The Million Dollar Financial Advisor, de David J. Mullen. Construído a partir de entrevistas com consultores financeiros de alto desempenho, o livro organiza em lições práticas o que sustenta uma carreira de aconselhamento: disciplina de processo, relacionamento de longo prazo e clareza na comunicação com o cliente. Escolha de Claudia Salles.
O Homem de Constantinopla, de José Rodrigues dos Santos. Romance biográfico sobre Calouste Gulbenkian, o armênio que negociou participações nas maiores reservas de petróleo do século XX e reuniu uma das mais importantes coleções de arte privadas do mundo, hoje em Lisboa. Uma história sobre fortuna, negociação e o que se faz com o que se acumula. Escolha de Fernanda Valle.
As Intermitências da Morte, de José Saramago. Em um país qualquer, a partir de 1º de janeiro, ninguém mais morre. O que começa como celebração nacional expõe rapidamente o que a morte organizava sem que ninguém percebesse, das seguradoras às famílias. Escolha de Lara Rodrigues.
What It Takes: Lessons in the Pursuit of Excellence, de Stephen A. Schwarzman. O cofundador da Blackstone reconstrói a formação da empresa e as decisões que a moldaram, com atenção ao que é preciso para construir uma instituição capaz de durar mais que seus fundadores. Escolha de Ricardo Guimarães.
The Big Short, de Michael Lewis. A crônica dos poucos investidores que perceberam, antes de todo mundo, o que havia dentro dos títulos hipotecários americanos, e sustentaram a posição enquanto o mercado inteiro apostava contra eles. Escolha de Tharcisio Santos.

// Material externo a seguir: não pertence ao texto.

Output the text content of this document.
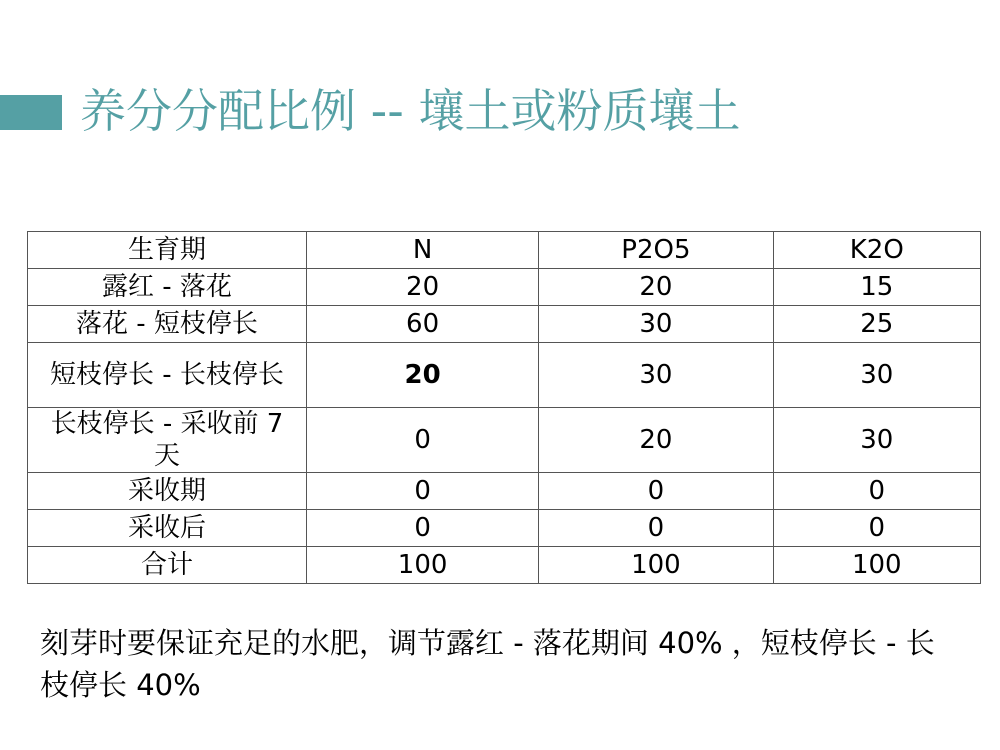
养分分配比例 -- 壤土或粉质壤土
生育期	N	P2O5	K2O
露红 - 落花	20	20	15
落花 - 短枝停长	60	30	25
短枝停长 - 长枝停长	20	30	30
长枝停长 - 采收前 7 天	0	20	30
采收期	0	0	0
采收后	0	0	0
合计	100	100	100
刻芽时要保证充足的水肥，调节露红 - 落花期间 40% ，短枝停长 - 长枝停长 40%
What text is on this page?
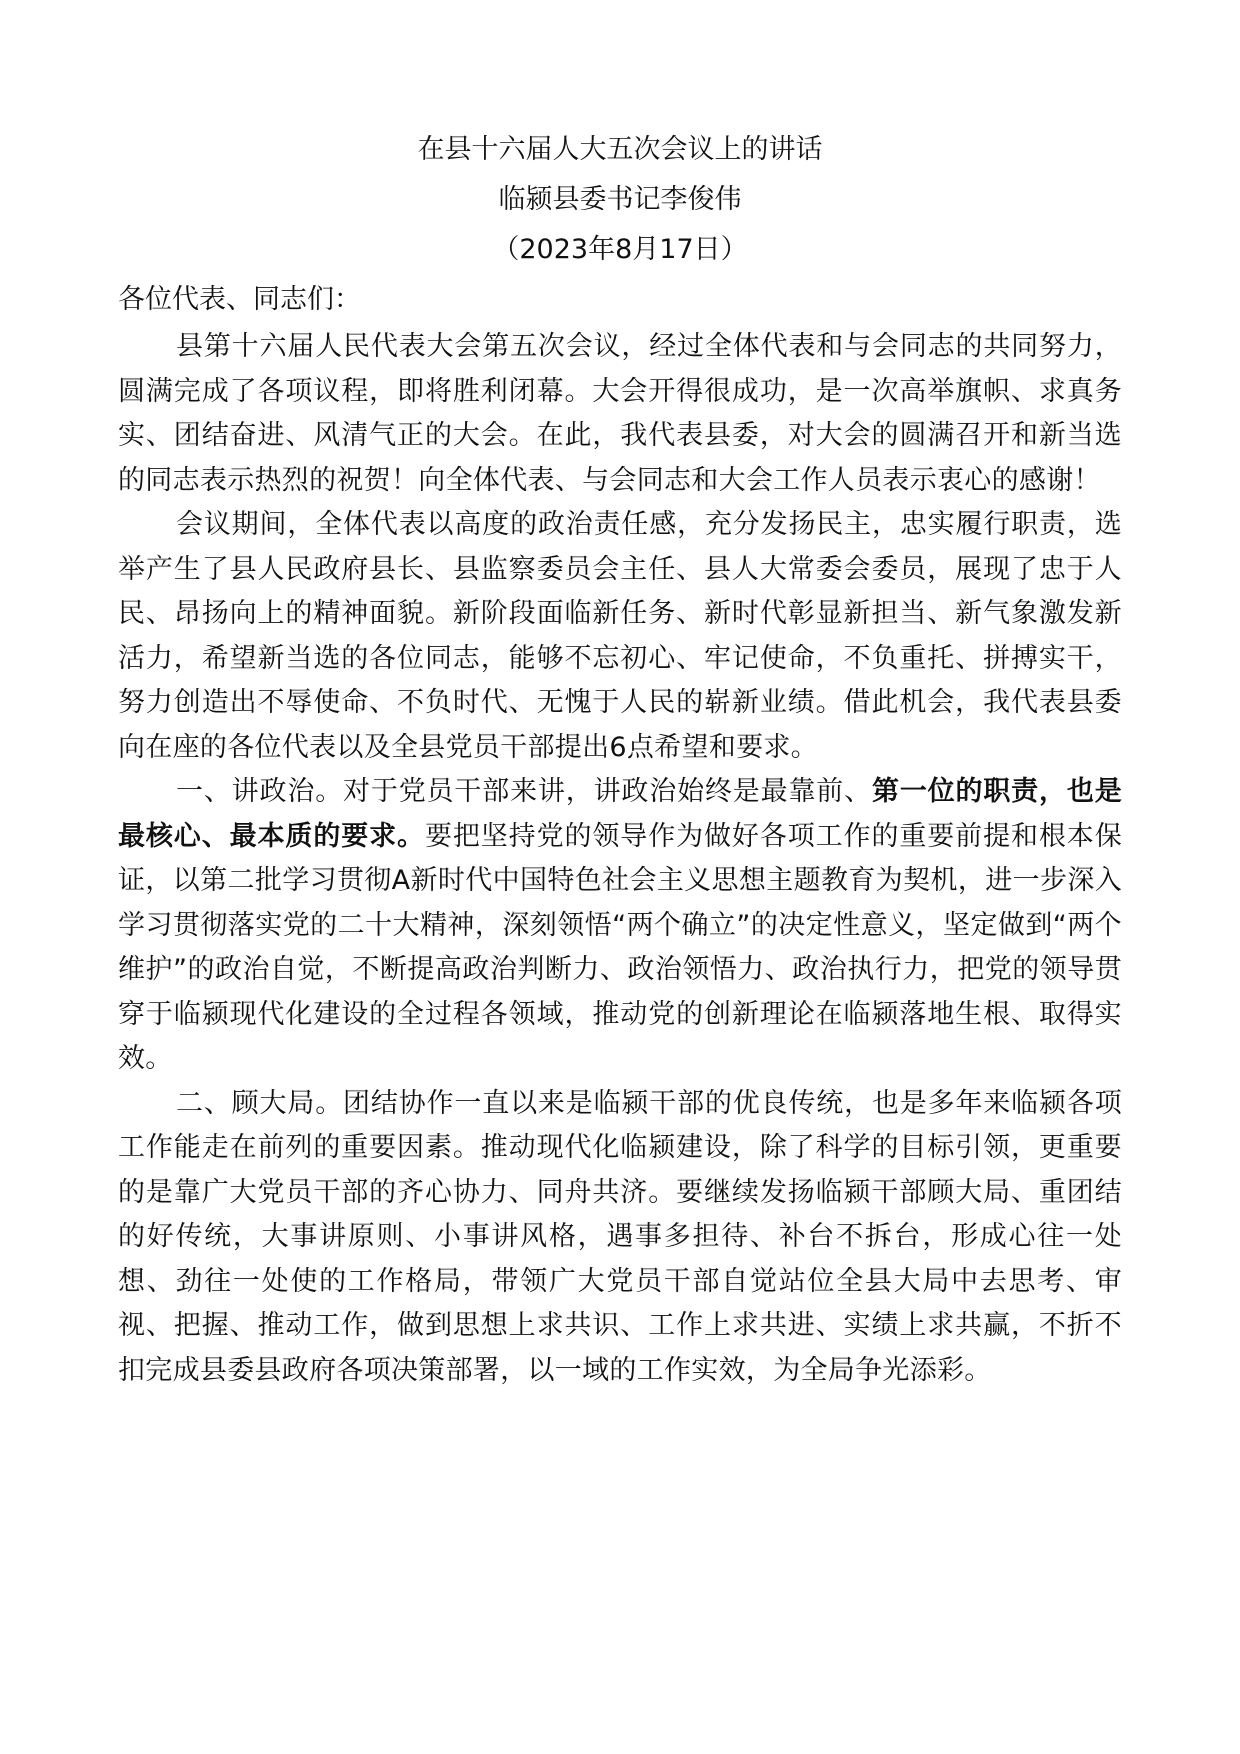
在县十六届人大五次会议上的讲话

临颍县委书记李俊伟

（2023年8月17日）

各位代表、同志们：

县第十六届人民代表大会第五次会议，经过全体代表和与会同志的共同努力，圆满完成了各项议程，即将胜利闭幕。大会开得很成功，是一次高举旗帜、求真务实、团结奋进、风清气正的大会。在此，我代表县委，对大会的圆满召开和新当选的同志表示热烈的祝贺！向全体代表、与会同志和大会工作人员表示衷心的感谢！

会议期间，全体代表以高度的政治责任感，充分发扬民主，忠实履行职责，选举产生了县人民政府县长、县监察委员会主任、县人大常委会委员，展现了忠于人民、昂扬向上的精神面貌。新阶段面临新任务、新时代彰显新担当、新气象激发新活力，希望新当选的各位同志，能够不忘初心、牢记使命，不负重托、拼搏实干，努力创造出不辱使命、不负时代、无愧于人民的崭新业绩。借此机会，我代表县委向在座的各位代表以及全县党员干部提出6点希望和要求。

一、讲政治。对于党员干部来讲，讲政治始终是最靠前、第一位的职责，也是最核心、最本质的要求。要把坚持党的领导作为做好各项工作的重要前提和根本保证，以第二批学习贯彻A新时代中国特色社会主义思想主题教育为契机，进一步深入学习贯彻落实党的二十大精神，深刻领悟“两个确立”的决定性意义，坚定做到“两个维护”的政治自觉，不断提高政治判断力、政治领悟力、政治执行力，把党的领导贯穿于临颍现代化建设的全过程各领域，推动党的创新理论在临颍落地生根、取得实效。

二、顾大局。团结协作一直以来是临颍干部的优良传统，也是多年来临颍各项工作能走在前列的重要因素。推动现代化临颍建设，除了科学的目标引领，更重要的是靠广大党员干部的齐心协力、同舟共济。要继续发扬临颍干部顾大局、重团结的好传统，大事讲原则、小事讲风格，遇事多担待、补台不拆台，形成心往一处想、劲往一处使的工作格局，带领广大党员干部自觉站位全县大局中去思考、审视、把握、推动工作，做到思想上求共识、工作上求共进、实绩上求共赢，不折不扣完成县委县政府各项决策部署，以一域的工作实效，为全局争光添彩。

Entre seis escolhas, quatro vêm da ficção. A literatura ensina a ler contexto, a reconhecer motivação e a conviver com ambiguidade, e essas são exatamente as competências que um patrimônio exige de quem o acompanha, porque atrás de cada decisão há uma família, uma história e um conjunto de expectativas que nenhum relatório traduz.
Na Tori, a leitura faz parte do cotidiano. Toda sexta, o Que Semana é Essa? traz uma indicação, e todo mês o Entre Páginas e Patrimônio reúne quatro leituras.